Anche le unified communications aiutano a ridurre i gas serra in quanto facilitano il telelavoro e la connettività mobile. Resta tuttavia “medio” il potenziale di impatto a causa delle risorse necessarie per cambiare le modalità di lavoro a livello globale, con la necessità di ingenti investimenti privati. Il quarto tema è la waste robotics, ottima in termini di impatto e scalabilità. Questi sistemi dotati di Intelligenza Artificiale automatizzano il processo di riciclo e riducono il margine di errore, consentendo potenzialmente di trattare e riciclare il 75% dei rifiuti. L’investimento, tuttavia, è ancora basso: il pubblico e il privato devono spendere di più per sfruttarne tutti i vantaggi.
“Abbiamo bisogno di un radicale cambiamento nel modo in cui muoviamo persone e merci – spiega Alessandro Villa, Head of Transport & Automotive di Osborne Clarke Italia -. Al centro di questa evoluzione si trova lo sviluppo di nuove tecnologie per la decarbonizzazione semplici da usare e sostenibili. La creatività sarà una condizione necessaria per ripensare i modelli contrattuali e legislativi, le collaborazioni e le partnership che sottendono il passaggio alla green mobility”.
Le 4 componenti della mobilità sostenibile sono:
Alla luce delle tecnologie green e dei parametri analizzati, la decarbonizzazione è una partita “multipla”, giocata su più livelli.
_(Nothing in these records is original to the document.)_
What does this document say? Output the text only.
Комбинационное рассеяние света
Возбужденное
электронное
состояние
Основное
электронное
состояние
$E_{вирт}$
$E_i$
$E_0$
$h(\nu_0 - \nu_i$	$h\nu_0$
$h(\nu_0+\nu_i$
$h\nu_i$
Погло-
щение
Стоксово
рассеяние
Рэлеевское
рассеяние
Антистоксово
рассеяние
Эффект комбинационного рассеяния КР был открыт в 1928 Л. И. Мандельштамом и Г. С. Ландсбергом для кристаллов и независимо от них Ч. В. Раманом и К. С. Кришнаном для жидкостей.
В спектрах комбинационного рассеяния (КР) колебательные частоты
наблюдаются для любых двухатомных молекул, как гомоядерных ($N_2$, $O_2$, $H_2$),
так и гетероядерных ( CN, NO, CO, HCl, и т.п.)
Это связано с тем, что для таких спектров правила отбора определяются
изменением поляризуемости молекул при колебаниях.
Da quello comunitario a quello nazionale, fino alle virtuosità dei singoli territori. L’Italia ha competenze, visione e risorse (vedi la grande spinta del PNRR) per raggiungere gli obiettivi di impatto ambientale.
È fondamentale, tuttavia, che questa energia verso il cambiamento sia gestita in modo competente, tempestivo ed efficace, anche a livello normativo.